Не хотелось сразу отказаться от такого совета Александра Александровича. Но на языке так и вертелось ехидно поблагодарить его за такой совет. Да чтобы обратиться в управление делами министра радиопромышленности, а тем более главкома Войск ПВО, надо было, прежде всего, получить разрешение на это главного редактора нашего журнала. Потом послать в эти инстанции официальные письма за подписью нашего генерала, в которых доходчиво изложить, зачем нужно редакции письмо Кузьминского. Одним словом, та еще канитель. При этом была большая вероятность того, что после нескольких месяцев ожидания мне не дали бы письма не только ксерокопировать, а даже прочитать. А может, после такого обращения, вызвали бы нашего главного редактора в то же Министерство обороны СССР на «ковер» и популярно объяснили, что не стоит заниматься этой проблемой. Такие размышления буквально подталкивали к мысли вообще отказаться от поиска письма Кузьминского. Записал в рабочем блокноте, что при очередной встрече с Александром Александровичем попросить его подробно рассказать о том, что изложено в письме. Рядом с этой фразой нарисовал в блокноте конверт и поставил восклицательный знак, который указывал на важность этого вопроса в журналистском расследовании. И вот тут как-то неожиданно возникла мысль о том, что наглость в определенной мере не самое плохое качество в журналистской работе. Поэтому надо действовать в обход всех устоявшихся редакционных и министерских правил. На дворе ведь был 1990 год. Ломались годами устоявшиеся бюрократические традиции и правила в государстве. Карикатуристы едко высмеивали бюрократов, которые от народа отгородились секретаршами и прочными дверьми своих кабинетов. Кроме того, ведь расследование темы ЗГРЛС мне поручил начальник отдела, а ему главный редактор. В худшем случае за самоуправство мне объявят выговор, менее вероятно — строгий. Не составило особого труда найти номера телефонов приемных министра Минрадиопрома и главкома Войск ПВО. Стал туда звонить.

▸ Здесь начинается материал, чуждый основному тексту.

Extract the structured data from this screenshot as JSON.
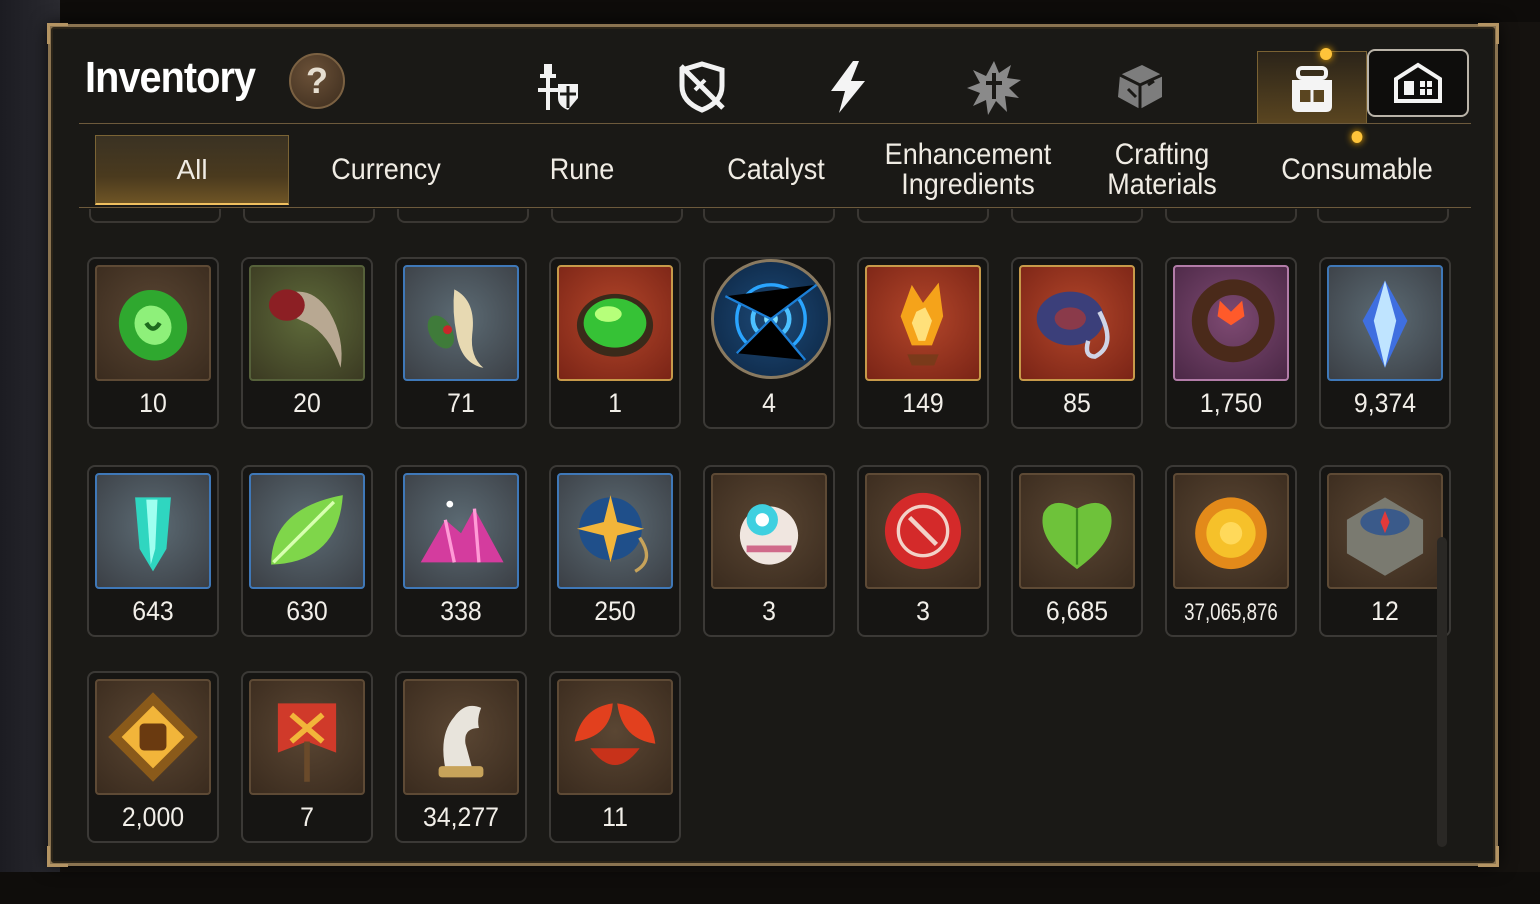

Однако в двух ведомствах повторилась одна и та же история. Вначале руководители аппаратов вежливо расспрашивали меня, зачем необходимо это письмо и предложили перезвонить через несколько дней. В следующий раз мне вежливо отказывали дать копию письма, даже не разрешали его прочитать в присутствии управляющего делами. Мол, это служебная переписка, в которой обсуждаются такие вопросы, которые затрагивают интересы обороноспособности государства. Правда, в обеих инстанциях все же посоветовали для получения копии письма заручиться разрешением в Минобороны или КГБ СССР. Одним словом все получилось так, как я и предполагал, чем для меня обернется совет Кузьминского получить копию его письма у руководителей ведомств, куда оно было отправлено. Возможно, что руководители Минрадиопрома, главкомата Войск ПВО были не заинтересованы ворошить эту историю. Если в письме Кузьминского приведены убедительные доказательства того, что он может доработать боевую систему ЗГРЛС в соответствии с Постановлением Совета Министров СССР, то это даст журналисту в руки такие козыри, которые позволят назвать всех виновников, которые прямо или косвенно способствовали невыполнению важнейшего дела для обороны государства. Зачем давать журналисту против себя такие аргументы? Спасибо еще, что из этих ведомств на меня не покатилась встречная волна в виде звонков главному редактору журнала с предложениями запретить заниматься этой проблемой. В тот период военные и гражданские чиновники, в свою очередь, уже открыто опасались давить на печатные органы и журналистов. Появились другие способы влияния на печатные органы и слишком любопытных журналистов. Впоследствии мне пришлось в полной мере испытать на себе такое давление из-за работы над темой ЗГРЛС. Но это будет потом, когда многим станет известно, что журналист из «КВС» расследует проблему загоризонтных локаторов, пытается найти ответы, почему не была принята на вооружение перспективная боевая система, кто в этом виноват? Некоторым лицам явно не понравилась моя активность. Правда, попытки воздействовать на меня проявятся только через несколько месяцев. Но в тот период даже не задумывался об этом. Главным для себя считал быстрее разобраться в проблеме. Не получилось с письмом Кузьминского, начал собирать данные о нем самом и бывшем замминистра радиопро-ма генерал-лейтенанте запаса Владимире Маркове. Нужно было желательно от объективного и незаинтересованного источника узнать, что это за люди — главные действующие лица в истории ЗГРЛС.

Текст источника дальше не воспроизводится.